MicroStrategy has developed four strategic initiatives -- what the vendor is calling "transformations for analytics modernization" -- that when combined enable developers to build secure applications that can then be embedded and safely consumed by end users and enable data-driven decision-making in real time.
In addition, the vendor has designed a series of capabilities that enable organizations to adopt the transformations.
The building blocks
The first transformation is to evolve from dashboards to business applications for analytics consumption.
In addition to the SDK Embedding Playground, capabilities that enable the transition from dashboards to applications include: a governed semantic layer; MicroStrategy Library, an application that enables users to view and present interactive displays for consumption and collaboration without requiring code; and a new applications feature in Workstation that enables organizations to create customized suites of analytics viewing portals for their various departments and groups.
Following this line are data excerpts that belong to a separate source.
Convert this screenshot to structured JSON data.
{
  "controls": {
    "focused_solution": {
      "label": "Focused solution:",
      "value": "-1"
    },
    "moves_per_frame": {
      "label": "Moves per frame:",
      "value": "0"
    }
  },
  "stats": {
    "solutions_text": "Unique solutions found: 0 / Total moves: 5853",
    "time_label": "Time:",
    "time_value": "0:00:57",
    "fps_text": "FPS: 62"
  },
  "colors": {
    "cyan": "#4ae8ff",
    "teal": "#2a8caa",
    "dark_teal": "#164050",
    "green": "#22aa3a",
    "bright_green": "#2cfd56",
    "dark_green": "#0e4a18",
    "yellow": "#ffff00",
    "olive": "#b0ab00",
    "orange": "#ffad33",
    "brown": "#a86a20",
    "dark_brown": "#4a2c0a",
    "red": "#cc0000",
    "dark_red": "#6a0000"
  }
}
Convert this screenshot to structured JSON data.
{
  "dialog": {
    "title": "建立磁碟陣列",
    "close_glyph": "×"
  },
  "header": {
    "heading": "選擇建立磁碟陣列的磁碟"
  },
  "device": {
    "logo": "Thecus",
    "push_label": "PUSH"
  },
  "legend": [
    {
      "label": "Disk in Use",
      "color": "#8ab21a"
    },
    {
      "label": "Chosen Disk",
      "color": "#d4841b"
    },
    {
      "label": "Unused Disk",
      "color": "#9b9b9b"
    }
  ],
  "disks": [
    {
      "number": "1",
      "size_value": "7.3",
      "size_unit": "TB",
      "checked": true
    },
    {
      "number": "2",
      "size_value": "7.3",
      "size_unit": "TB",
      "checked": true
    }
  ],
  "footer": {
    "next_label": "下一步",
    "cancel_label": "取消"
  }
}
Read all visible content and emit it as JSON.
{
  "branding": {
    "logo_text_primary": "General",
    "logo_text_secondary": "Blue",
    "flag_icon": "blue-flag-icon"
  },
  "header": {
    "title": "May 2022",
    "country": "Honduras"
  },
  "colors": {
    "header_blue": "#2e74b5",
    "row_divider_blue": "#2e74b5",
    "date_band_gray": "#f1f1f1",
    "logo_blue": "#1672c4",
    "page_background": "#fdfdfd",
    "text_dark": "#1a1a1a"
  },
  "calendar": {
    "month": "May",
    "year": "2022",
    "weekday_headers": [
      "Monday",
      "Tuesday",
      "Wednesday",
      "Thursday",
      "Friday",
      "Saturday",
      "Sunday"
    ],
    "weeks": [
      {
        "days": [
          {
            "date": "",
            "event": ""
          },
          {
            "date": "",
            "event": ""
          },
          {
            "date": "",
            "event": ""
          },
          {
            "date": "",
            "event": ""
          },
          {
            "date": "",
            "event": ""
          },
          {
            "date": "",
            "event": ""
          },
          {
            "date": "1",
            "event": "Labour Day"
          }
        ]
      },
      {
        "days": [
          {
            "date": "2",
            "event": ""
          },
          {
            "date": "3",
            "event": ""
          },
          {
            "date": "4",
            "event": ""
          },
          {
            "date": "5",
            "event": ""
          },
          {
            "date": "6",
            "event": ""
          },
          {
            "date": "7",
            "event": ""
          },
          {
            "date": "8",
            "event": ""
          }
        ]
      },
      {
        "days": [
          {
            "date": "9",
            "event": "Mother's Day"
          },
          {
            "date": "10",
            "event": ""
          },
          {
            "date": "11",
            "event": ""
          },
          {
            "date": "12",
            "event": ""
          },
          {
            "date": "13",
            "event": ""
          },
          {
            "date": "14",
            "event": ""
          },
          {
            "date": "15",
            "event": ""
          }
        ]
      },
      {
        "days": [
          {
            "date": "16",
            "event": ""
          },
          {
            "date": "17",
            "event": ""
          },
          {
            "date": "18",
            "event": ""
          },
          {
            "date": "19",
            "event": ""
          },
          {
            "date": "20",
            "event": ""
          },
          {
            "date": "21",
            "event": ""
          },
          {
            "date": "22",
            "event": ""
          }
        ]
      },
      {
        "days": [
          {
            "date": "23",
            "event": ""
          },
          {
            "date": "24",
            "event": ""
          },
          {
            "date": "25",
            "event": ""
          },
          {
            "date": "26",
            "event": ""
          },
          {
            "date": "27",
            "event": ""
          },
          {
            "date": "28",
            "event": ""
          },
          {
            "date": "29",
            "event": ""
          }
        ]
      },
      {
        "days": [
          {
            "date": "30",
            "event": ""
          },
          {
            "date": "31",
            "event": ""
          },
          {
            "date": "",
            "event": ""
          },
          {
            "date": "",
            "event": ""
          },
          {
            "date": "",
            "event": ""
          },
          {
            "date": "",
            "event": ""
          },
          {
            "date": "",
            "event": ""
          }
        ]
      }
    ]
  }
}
"Engagement with an app encapsulates modern workflows and information-driven engagement with the world," said Hugh Owen, MicroStrategy's executive vice president and chief marketing officer. "They're not weekly reports delivered on paper or on spreadsheets but interactive and loaded with intelligence to foster collaboration, and they have a bias toward action."
The second transformation is to embed analytics applications in business processes.
Not everyone in an organization works within the same system, and so not everyone has access to the same applications. In 2019, however, MicroStrategy introduced HyperIntelligence, a zero-click embedded analytics system built on augmented intelligence and machine learning that surfaces customized insights via pop-up cards as users hover over text within their workflows.
Third is to adopt a composable approach to analytics and personalize the experiences of different users to suit their needs. Tools to enable that approach include the Library and Embedding SDK Playground.
Finally, to enable real-time insights and action, organizations need a horizontal approach to analytics, with different applications integrated with each other as opposed to a vertical approach with all capabilities housed in a single environment.
It's an approach that breaks down silos and develops trust, according to Owen. Again, for MicroStrategy, the semantic layer is key, as are the ability to personalize user experiences without sacrificing data integrity using the vendor's platform and its stated commitment to data protection and security.
"We build the platform, and you build the apps," Le said.